A gravação já tem dois anos, mas só agora tive oportunidade de escutar a magnífica, assimétrica e lunar poesia musical de Jesca Hoop em Kismet. Após as primeiras audições, parece-me a sequência natural das canções subtilmente experimentais do notável Carbon Glacier de Laura Veirs, ligeiramente modificadas pelo tubo de ensaio de Hanna Hukkelberg. Ou seja, mais um belíssimo conjunto de histórias contadas por quem acha que este não é, definitivamente, o melhor lugar para se viver, dominadas por uma visão musical preciosamente ecléctica – soul, folk-rock, duas ou três ideias de pop-meets-quarteto de cordas, jazz, country servido em cubos de gelo, um ou dois esgares eléctricos e pedaços do Tom Waits boémio (haverá outro?) - alimentada por pequenas doses de melodias sinuosas e semi-abstractas, mas de contágio imediato. Um grande e solitário disco.
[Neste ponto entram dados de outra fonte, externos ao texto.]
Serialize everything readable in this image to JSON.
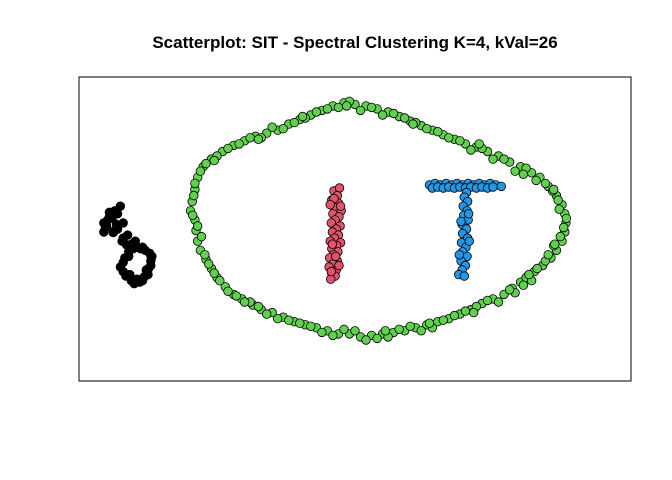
{
  "chart_data": {
    "type": "scatter",
    "title": "Scatterplot: SIT - Spectral Clustering K=4, kVal=26",
    "xlabel": "",
    "ylabel": "",
    "axes_visible": false,
    "grid": false,
    "legend": "none",
    "xlim": [
      0,
      100
    ],
    "ylim": [
      0,
      100
    ],
    "cluster_colors": [
      "#000000",
      "#DF536B",
      "#61D04F",
      "#2297E6"
    ],
    "clusters": [
      {
        "cluster": 1,
        "color": "#000000",
        "points": [
          [
            4.5,
            52
          ],
          [
            5.5,
            54
          ],
          [
            6.5,
            56
          ],
          [
            7.5,
            57.5
          ],
          [
            6.5,
            49.5
          ],
          [
            8,
            47
          ],
          [
            9.5,
            45
          ],
          [
            9,
            41
          ],
          [
            7.5,
            37.5
          ],
          [
            8.5,
            34.5
          ],
          [
            10,
            32
          ],
          [
            11.5,
            33
          ],
          [
            12.5,
            35
          ],
          [
            13,
            38
          ],
          [
            13.2,
            41
          ],
          [
            12,
            43
          ],
          [
            10.5,
            44
          ],
          [
            4.5,
            49
          ],
          [
            5,
            51
          ],
          [
            6,
            53.5
          ],
          [
            7,
            55
          ],
          [
            8,
            52
          ],
          [
            7,
            50
          ],
          [
            9.8,
            43.5
          ],
          [
            9,
            42.5
          ],
          [
            8,
            39
          ],
          [
            8,
            36
          ],
          [
            9.5,
            33
          ],
          [
            11,
            32.5
          ],
          [
            12.2,
            36.5
          ],
          [
            13,
            39.5
          ],
          [
            12.8,
            42
          ],
          [
            11.2,
            43.5
          ],
          [
            10.2,
            46
          ],
          [
            8.8,
            48
          ],
          [
            5.5,
            55.5
          ],
          [
            4.8,
            50.5
          ],
          [
            6.8,
            51.5
          ],
          [
            7.8,
            46
          ],
          [
            8.3,
            40.5
          ],
          [
            9.2,
            35
          ],
          [
            10.5,
            33.5
          ],
          [
            11.8,
            34.2
          ],
          [
            12.6,
            37
          ],
          [
            13.1,
            40.5
          ],
          [
            11.5,
            44
          ],
          [
            9.6,
            44.2
          ],
          [
            8.6,
            44.8
          ],
          [
            6.2,
            48.8
          ],
          [
            5.2,
            53
          ]
        ]
      },
      {
        "cluster": 2,
        "color": "#DF536B",
        "points": [
          [
            46.2,
            62.5
          ],
          [
            47.2,
            63.5
          ],
          [
            46.8,
            61
          ],
          [
            45.8,
            59.5
          ],
          [
            47,
            58.5
          ],
          [
            46.3,
            57
          ],
          [
            47.5,
            56
          ],
          [
            46,
            55
          ],
          [
            47.1,
            54
          ],
          [
            46.4,
            53
          ],
          [
            45.7,
            52
          ],
          [
            47.3,
            51
          ],
          [
            46.6,
            50
          ],
          [
            45.9,
            49
          ],
          [
            47,
            48
          ],
          [
            46.3,
            47
          ],
          [
            45.5,
            46
          ],
          [
            47.4,
            45.5
          ],
          [
            46.7,
            44.5
          ],
          [
            45.8,
            43.5
          ],
          [
            46.9,
            42.5
          ],
          [
            46.1,
            41.5
          ],
          [
            45.4,
            40.5
          ],
          [
            46.8,
            39.5
          ],
          [
            46,
            38.5
          ],
          [
            45.3,
            37.5
          ],
          [
            46.6,
            36.5
          ],
          [
            45.8,
            35.5
          ],
          [
            46.4,
            34.5
          ],
          [
            45.6,
            33.5
          ],
          [
            46.2,
            60
          ],
          [
            45.5,
            58
          ],
          [
            47.4,
            57.5
          ],
          [
            45.9,
            45
          ],
          [
            46.5,
            41
          ],
          [
            47.1,
            38
          ],
          [
            45.7,
            36
          ]
        ]
      },
      {
        "cluster": 3,
        "color": "#61D04F",
        "points": [
          [
            21,
            53
          ],
          [
            21.2,
            49.5
          ],
          [
            21.5,
            46
          ],
          [
            22,
            43
          ],
          [
            23,
            40
          ],
          [
            24,
            37
          ],
          [
            25,
            34
          ],
          [
            26.5,
            31
          ],
          [
            28,
            28.5
          ],
          [
            29.5,
            27
          ],
          [
            31.5,
            25
          ],
          [
            33,
            23.5
          ],
          [
            35,
            22.5
          ],
          [
            37,
            21
          ],
          [
            39,
            19.5
          ],
          [
            41,
            18.5
          ],
          [
            43,
            17.5
          ],
          [
            45,
            16.5
          ],
          [
            47,
            15.5
          ],
          [
            49,
            15.5
          ],
          [
            51,
            14.5
          ],
          [
            53,
            15
          ],
          [
            55,
            15.5
          ],
          [
            57,
            16
          ],
          [
            59,
            16.5
          ],
          [
            61,
            17.5
          ],
          [
            63,
            18.5
          ],
          [
            65,
            19.5
          ],
          [
            67,
            20.5
          ],
          [
            69,
            22
          ],
          [
            71,
            23.5
          ],
          [
            73,
            25.5
          ],
          [
            75,
            27
          ],
          [
            77,
            28.5
          ],
          [
            78.5,
            30.5
          ],
          [
            80,
            32.5
          ],
          [
            81,
            34
          ],
          [
            82.5,
            36
          ],
          [
            84,
            38
          ],
          [
            85.5,
            40.5
          ],
          [
            86.5,
            43
          ],
          [
            87.5,
            46
          ],
          [
            88,
            49
          ],
          [
            88.2,
            52
          ],
          [
            88,
            55
          ],
          [
            87.5,
            58
          ],
          [
            86.5,
            61
          ],
          [
            85,
            64
          ],
          [
            83.5,
            67
          ],
          [
            82,
            68.5
          ],
          [
            80,
            70.5
          ],
          [
            78,
            72
          ],
          [
            76,
            74
          ],
          [
            74,
            75.5
          ],
          [
            72,
            77
          ],
          [
            70,
            78
          ],
          [
            68,
            79.5
          ],
          [
            66,
            81
          ],
          [
            64,
            82.5
          ],
          [
            62,
            84
          ],
          [
            60,
            85.5
          ],
          [
            58,
            87
          ],
          [
            56,
            88.5
          ],
          [
            54,
            89.5
          ],
          [
            52,
            90.5
          ],
          [
            50,
            91
          ],
          [
            48,
            91.5
          ],
          [
            46,
            90.5
          ],
          [
            44,
            89
          ],
          [
            42,
            87.5
          ],
          [
            40,
            86
          ],
          [
            38,
            84.5
          ],
          [
            36,
            82.5
          ],
          [
            34,
            81.5
          ],
          [
            32,
            80.5
          ],
          [
            30,
            79
          ],
          [
            28,
            77.5
          ],
          [
            26,
            75.5
          ],
          [
            24,
            73
          ],
          [
            22.5,
            70.5
          ],
          [
            21.5,
            67
          ],
          [
            21,
            63
          ],
          [
            20.5,
            59
          ],
          [
            20.2,
            56
          ],
          [
            21.5,
            51
          ],
          [
            23.5,
            38.5
          ],
          [
            27,
            29.5
          ],
          [
            31,
            26
          ],
          [
            36,
            20.5
          ],
          [
            40,
            19
          ],
          [
            44,
            16
          ],
          [
            48,
            17
          ],
          [
            52,
            13.5
          ],
          [
            56,
            14.5
          ],
          [
            60,
            18
          ],
          [
            64,
            17.5
          ],
          [
            68,
            21.5
          ],
          [
            72,
            24.5
          ],
          [
            76,
            26
          ],
          [
            79,
            29
          ],
          [
            82,
            33
          ],
          [
            84.5,
            39.5
          ],
          [
            86,
            44.5
          ],
          [
            87.8,
            50.5
          ],
          [
            87,
            56.5
          ],
          [
            85.8,
            62.5
          ],
          [
            82.8,
            66
          ],
          [
            79,
            69
          ],
          [
            75,
            73
          ],
          [
            71,
            76
          ],
          [
            67,
            80
          ],
          [
            63,
            83
          ],
          [
            59,
            86.5
          ],
          [
            55,
            87.5
          ],
          [
            51,
            89
          ],
          [
            47,
            90
          ],
          [
            43,
            88.5
          ],
          [
            39,
            85
          ],
          [
            35,
            83.5
          ],
          [
            31,
            80
          ],
          [
            27,
            76.5
          ],
          [
            23,
            71.5
          ],
          [
            21,
            65
          ],
          [
            22.2,
            47.5
          ],
          [
            24.5,
            35.5
          ],
          [
            30,
            26
          ],
          [
            34,
            22
          ],
          [
            38,
            20
          ],
          [
            46,
            15
          ],
          [
            50,
            16.5
          ],
          [
            54,
            14
          ],
          [
            58,
            17
          ],
          [
            62,
            16.5
          ],
          [
            66,
            20
          ],
          [
            70,
            23
          ],
          [
            74,
            26.5
          ],
          [
            78,
            30
          ],
          [
            81.5,
            35
          ],
          [
            83,
            37
          ],
          [
            85,
            41.5
          ],
          [
            87.2,
            47.5
          ],
          [
            86.8,
            59.5
          ],
          [
            84.5,
            65
          ],
          [
            81,
            70
          ],
          [
            77,
            73
          ],
          [
            73,
            76.5
          ],
          [
            69,
            79
          ],
          [
            65,
            82
          ],
          [
            61,
            85
          ],
          [
            57,
            88
          ],
          [
            53,
            90
          ],
          [
            49,
            92
          ],
          [
            45,
            89.5
          ],
          [
            41,
            86.5
          ],
          [
            37,
            83
          ],
          [
            33,
            80
          ],
          [
            29,
            78
          ],
          [
            25,
            74
          ],
          [
            22,
            69
          ],
          [
            20.8,
            61
          ],
          [
            20.6,
            54.5
          ],
          [
            22.8,
            41.5
          ],
          [
            25.5,
            33
          ],
          [
            28.5,
            28
          ],
          [
            32.5,
            24.5
          ],
          [
            42,
            18
          ],
          [
            55.5,
            16.5
          ],
          [
            63.5,
            19
          ],
          [
            71.5,
            22.5
          ],
          [
            80.5,
            31.5
          ],
          [
            86.2,
            45
          ],
          [
            88.3,
            53.5
          ],
          [
            86,
            63
          ],
          [
            80.5,
            68
          ],
          [
            72.5,
            78
          ],
          [
            60.5,
            84.5
          ],
          [
            48.5,
            90.5
          ],
          [
            40.5,
            87
          ],
          [
            32.5,
            79.5
          ],
          [
            24.5,
            72.5
          ]
        ]
      },
      {
        "cluster": 4,
        "color": "#2297E6",
        "points": [
          [
            63.5,
            64.5
          ],
          [
            64.5,
            65
          ],
          [
            65.5,
            64.5
          ],
          [
            66.5,
            65
          ],
          [
            67.5,
            64.5
          ],
          [
            68.5,
            65
          ],
          [
            69.5,
            64.5
          ],
          [
            70.5,
            65
          ],
          [
            71.5,
            64.5
          ],
          [
            72.5,
            65
          ],
          [
            73.5,
            64.5
          ],
          [
            74.5,
            65
          ],
          [
            75.5,
            64.5
          ],
          [
            76.5,
            64
          ],
          [
            64,
            63.5
          ],
          [
            65,
            63.8
          ],
          [
            66,
            63.5
          ],
          [
            67,
            63.8
          ],
          [
            68,
            63.5
          ],
          [
            69,
            63.8
          ],
          [
            70,
            63.5
          ],
          [
            71,
            63.8
          ],
          [
            72,
            63.5
          ],
          [
            73,
            63.8
          ],
          [
            74,
            63.5
          ],
          [
            75,
            63.8
          ],
          [
            70.2,
            62
          ],
          [
            69.8,
            60.5
          ],
          [
            70.4,
            59
          ],
          [
            69.6,
            57.5
          ],
          [
            70.3,
            56
          ],
          [
            69.7,
            54.5
          ],
          [
            70.5,
            53
          ],
          [
            69.4,
            51.5
          ],
          [
            70.2,
            50
          ],
          [
            69.5,
            48.5
          ],
          [
            70.4,
            47
          ],
          [
            69.3,
            45.5
          ],
          [
            70.1,
            44
          ],
          [
            69.5,
            42.5
          ],
          [
            70.3,
            41
          ],
          [
            69.2,
            39.5
          ],
          [
            70,
            38
          ],
          [
            69.4,
            36.5
          ],
          [
            68.8,
            35
          ],
          [
            69.8,
            34.5
          ],
          [
            70.6,
            55
          ],
          [
            69.2,
            52.5
          ],
          [
            70.7,
            46
          ],
          [
            68.9,
            41.5
          ]
        ]
      }
    ]
  }
}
Com o álbum de estreia de David Ackles foi amor à primeira vista. Tudo o que tinha lido sobre o compositor norte-americano confirma-se nesta fulgurante montra de ourivesaria musical. O retrato sublime e cinemático da América profunda, que arrastou consigo óbvios e notáveis irmãos gémeos; desde as alucinações de Tim Buckley, passando pela solidão e poesia de Cohen ou pela amargura de Sail Away de Randy Newman, sem esquecer esse paradigma do cantor-contador de histórias que é Nighthawks At The Diner do genial Tom Waits (outra vez este gajo?), ou gerando os mais recentes – e devotos – Tindersticks, Elvis Costello e Divine Comedy.
Se American Gothic tem a mais-valia dos sublimes arranjos orquestrais, escutar uma e outra vez The Road to Cairo, When Love is Gone, Sonny Come Home, Lotus Man ou Be My Friend, vai-me deixar francamente indeciso na altura em que quiser eleger o Ackles vintage.
Directamente para a lista dos melhores de sempre.